TERSITE (Θερσίτης)
Nell'antico mondo epico T. è quello che i moderni chiamano l'antieroe, il personaggio brutto, vile, offensivo che deve dare lo stacco necessario alla programmatica, uniforme bellezza e nobiltà degli eroi. Omero insiste nell'aspetto contorto e degradato del personaggio: e tali caratteristiche ritornano chiaramente indicate in Lykophron che lo definisce πιϑεκόμορϕος e sino in un famoso Dialogo di Luciano in cui Menippo è chiamato a giudicare in un concorso di bellezza tra T. e Nireo, il più splendido degli Achei dopo Achille, ridotti entrambi a scheletri. Non ignobili sono invece le immagini di T. che possiamo riferire alla tradizione epica più tarda, come l'Etiopide, o ad opere teatrali quali l'Achilleus Thersitoktonos di Chairemon.
Nella Nèkyia di Polignoto T. figurava accanto a Palamede e ad Aiace, vale a dire a quegli eroi che erano tradizionalmente ostili ad Odisseo, il nemico principale di T. dopo Achille (Paus., x, 31, i).
Non poche delle figurazioni tradizionalmente riferite a T. sono state in seguito riconosciute non giuste: così la piccola testa di eroe barbato afferrata da una grande mano nel Museo Chiaramonti, che è evidentemente parte di un gruppo di Scilla.
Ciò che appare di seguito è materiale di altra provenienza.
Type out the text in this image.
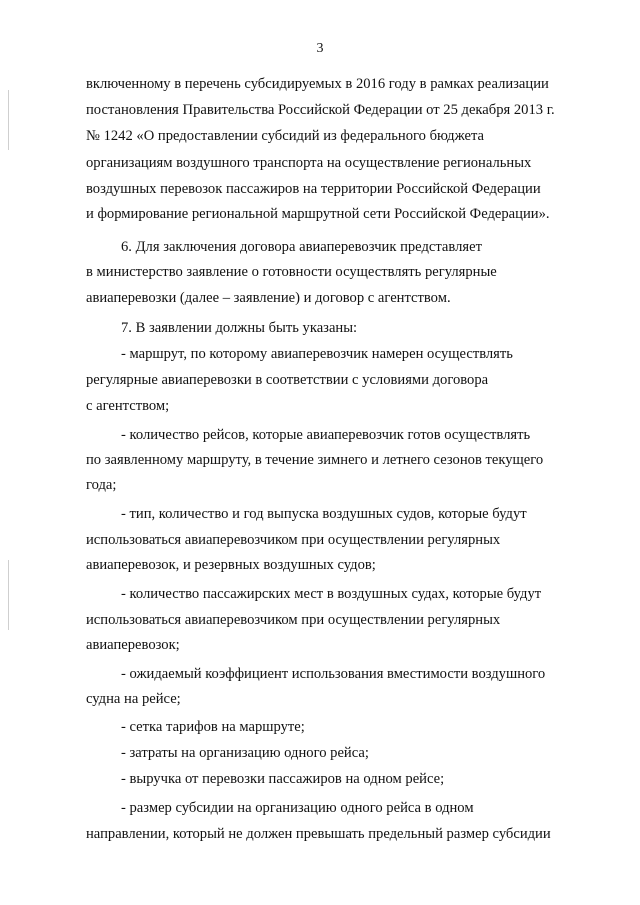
3
включенному в перечень субсидируемых в 2016 году в рамках реализации
постановления Правительства Российской Федерации от 25 декабря 2013 г.
№ 1242 «О предоставлении субсидий из федерального бюджета
организациям воздушного транспорта на осуществление региональных
воздушных перевозок пассажиров на территории Российской Федерации
и формирование региональной маршрутной сети Российской Федерации».
6. Для заключения договора авиаперевозчик представляет
в министерство заявление о готовности осуществлять регулярные
авиаперевозки (далее – заявление) и договор с агентством.
7. В заявлении должны быть указаны:
- маршрут, по которому авиаперевозчик намерен осуществлять
регулярные авиаперевозки в соответствии с условиями договора
с агентством;
- количество рейсов, которые авиаперевозчик готов осуществлять
по заявленному маршруту, в течение зимнего и летнего сезонов текущего
года;
- тип, количество и год выпуска воздушных судов, которые будут
использоваться авиаперевозчиком при осуществлении регулярных
авиаперевозок, и резервных воздушных судов;
- количество пассажирских мест в воздушных судах, которые будут
использоваться авиаперевозчиком при осуществлении регулярных
авиаперевозок;
- ожидаемый коэффициент использования вместимости воздушного
судна на рейсе;
- сетка тарифов на маршруте;
- затраты на организацию одного рейса;
- выручка от перевозки пассажиров на одном рейсе;
- размер субсидии на организацию одного рейса в одном
направлении, который не должен превышать предельный размер субсидии
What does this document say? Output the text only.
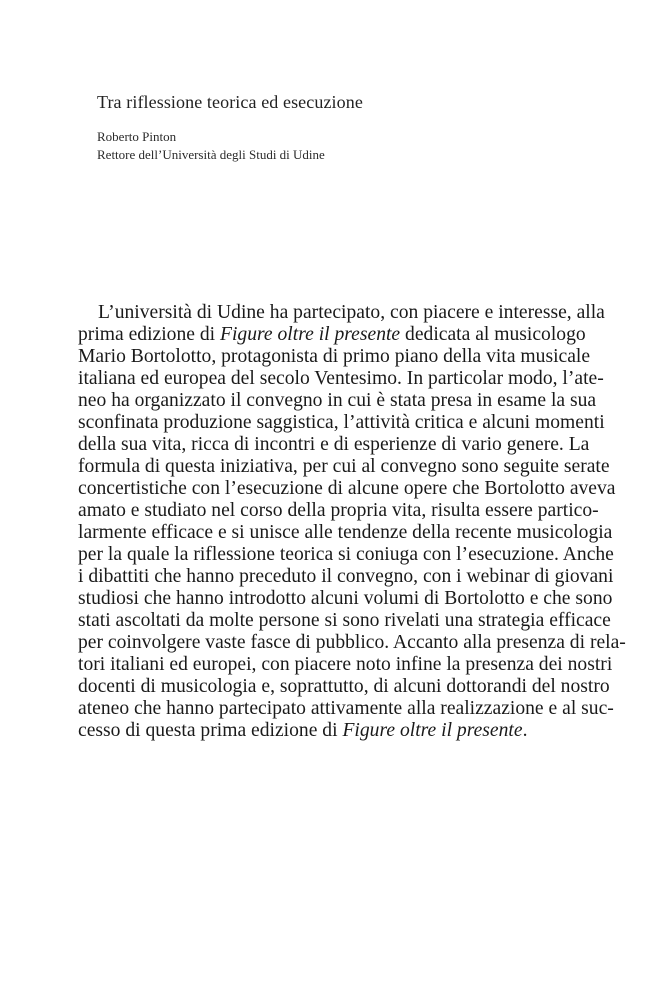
Tra riflessione teorica ed esecuzione
Roberto Pinton
Rettore dell’Università degli Studi di Udine
L’università di Udine ha partecipato, con piacere e interesse, alla
prima edizione di Figure oltre il presente dedicata al musicologo
Mario Bortolotto, protagonista di primo piano della vita musicale
italiana ed europea del secolo Ventesimo. In particolar modo, l’ate-
neo ha organizzato il convegno in cui è stata presa in esame la sua
sconfinata produzione saggistica, l’attività critica e alcuni momenti
della sua vita, ricca di incontri e di esperienze di vario genere. La
formula di questa iniziativa, per cui al convegno sono seguite serate
concertistiche con l’esecuzione di alcune opere che Bortolotto aveva
amato e studiato nel corso della propria vita, risulta essere partico-
larmente efficace e si unisce alle tendenze della recente musicologia
per la quale la riflessione teorica si coniuga con l’esecuzione. Anche
i dibattiti che hanno preceduto il convegno, con i webinar di giovani
studiosi che hanno introdotto alcuni volumi di Bortolotto e che sono
stati ascoltati da molte persone si sono rivelati una strategia efficace
per coinvolgere vaste fasce di pubblico. Accanto alla presenza di rela-
tori italiani ed europei, con piacere noto infine la presenza dei nostri
docenti di musicologia e, soprattutto, di alcuni dottorandi del nostro
ateneo che hanno partecipato attivamente alla realizzazione e al suc-
cesso di questa prima edizione di Figure oltre il presente.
Così non assolutamente sicure sono le identificazioni di T. tra gli "Argonauti" del famoso cratere di Orvieto (Louvre G 341) o in una kàlpis del British Museum (E 196) dove la difformità del personaggio calvo e ammantato, in una scena di partenza di eroi, può indicare soltanto la degradazione dovuta all'età di un vecchio parente. Né per quanto sia noto che T., etolo per nascita, e apparentato con Meleagro e Diomede fosse presente alla caccia del cinghiale di Kalydon, sapremmo vederlo in una piccola scimmia (il πιϑεκόμοϕρος) che figura in una scena di caccia su una hydrìa ceretana del Louvre E 696.
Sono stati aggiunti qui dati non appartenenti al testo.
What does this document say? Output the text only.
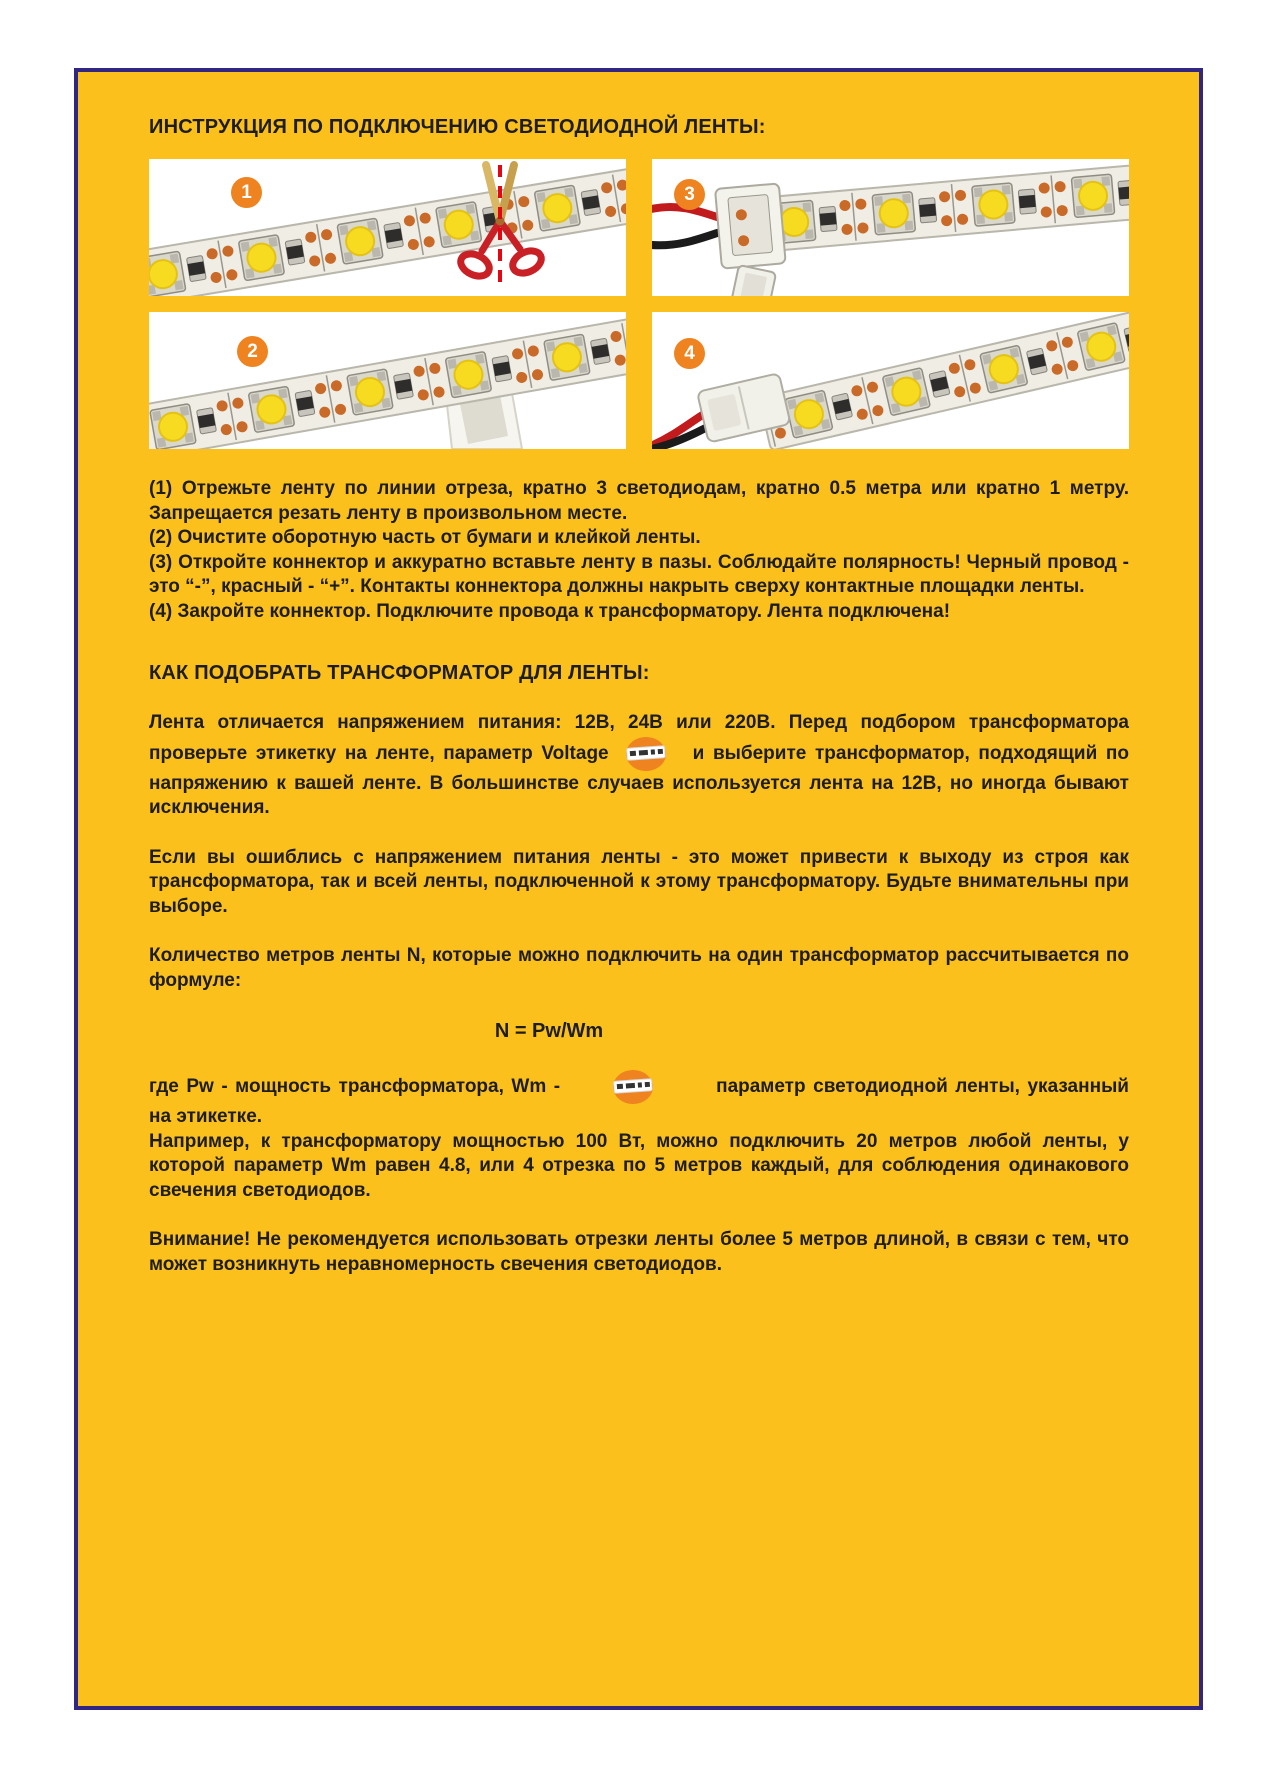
ИНСТРУКЦИЯ ПО ПОДКЛЮЧЕНИЮ СВЕТОДИОДНОЙ ЛЕНТЫ:
1	3
2	4

(1) Отрежьте ленту по линии отреза, кратно 3 светодиодам, кратно 0.5 метра или кратно 1 метру. Запрещается резать ленту в произвольном месте.

(2) Очистите оборотную часть от бумаги и клейкой ленты.

(3) Откройте коннектор и аккуратно вставьте ленту в пазы. Соблюдайте полярность! Черный провод - это “-”, красный - “+”. Контакты коннектора должны накрыть сверху контактные площадки ленты.

(4) Закройте коннектор. Подключите провода к трансформатору. Лента подключена!

КАК ПОДОБРАТЬ ТРАНСФОРМАТОР ДЛЯ ЛЕНТЫ:

Лента отличается напряжением питания: 12В, 24В или 220В. Перед подбором трансформатора проверьте этикетку на ленте, параметр Voltage	и выберите трансформатор, подходящий по напряжению к вашей ленте. В большинстве случаев используется лента на 12В, но иногда бывают исключения.

Если вы ошиблись с напряжением питания ленты - это может привести к выходу из строя как трансформатора, так и всей ленты, подключенной к этому трансформатору. Будьте внимательны при выборе.

Количество метров ленты N, которые можно подключить на один трансформатор рассчитывается по формуле:

N = Pw/Wm

где Pw - мощность трансформатора, Wm -	параметр светодиодной ленты, указанный на этикетке.

Например, к трансформатору мощностью 100 Вт, можно подключить 20 метров любой ленты, у которой параметр Wm равен 4.8, или 4 отрезка по 5 метров каждый, для соблюдения одинакового свечения светодиодов.

Внимание! Не рекомендуется использовать отрезки ленты более 5 метров длиной, в связи с тем, что может возникнуть неравномерность свечения светодиодов.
Le immagini più sicure rimangono quindi quelle con iscrizioni come nella Tabula Iliaca Capitolina, in cui Achille uccide T. inginocchiato presso un altare in uno schema non diverso da quello usato per i prigionieri troiani nei funerali di Patroclo. In un momento posteriore il dramma è evocato con ben diversa tensione in un grande cratere tarantino del museo di Boston. In questa grande figurazione l'urto viene a scaturire dall'opposizione tra l'altera melanconia di Achille isolato al centro nel tabernacolo come sotto la tenda, la furia compressa di Diomede e il corpo insepolto di T. giacente in primo piano, il capo separato dal busto. In questo caso assenti sono i caratteri di peculiare deformità del personaggio che si distingue dagli altri unicamente per un aspetto non eroico; egli è infatti ammantato come un pedagogo e il volto grave e barbato lo differenzia dall'eterna giovinezza degli eroi. Si ha quindi l'impressione che a giustificare lo spirito di vendetta di Diomede per il parente ucciso, il poeta tragico abbia tentato di presentare anche T. sotto una luce meno ignobile. Nello stesso ambiente artistico, in un grande cratere tarantino per disgrazia giunto incompleto nel museo di Taranto, T. è rappresentato imberbe ed eroico in nulla diverso dagli altri personaggi che le iscrizioni indicano come Diomede e Menelao. La parte centrale della figurazione manca e di conseguenza l'atto di T. che legge o incide dei grammata in una tavoletta promette sorprendenti rivelazioni che per ora non sapremmo anticipare.
Bibl.: J. Schmidt, in Roscher, V, 1916-24, c. 665 ss., s. v. Thersites; J. M. Paton, in Amer. Journ. Arch., XII, 1908, p. 406 ss.; Gebhard, in Pauly-Wissowa, V A, 1934, c. 2455 ss., s. v. Thersites; N. Plaoutine, in Rev. Et. Grecques, LV, 1942, p. 161 ss.; Y. Becquignon, L'Iliade illustrée, Parigi 1945, p. 100; Jahrbuch (Arch. Anz.), LXXI, 1956, c. 225; Arch. Ephemeris, 1957, p. 174; Jahrbuch, (Arch. Anz.), LXXVII, 1962, c. 83.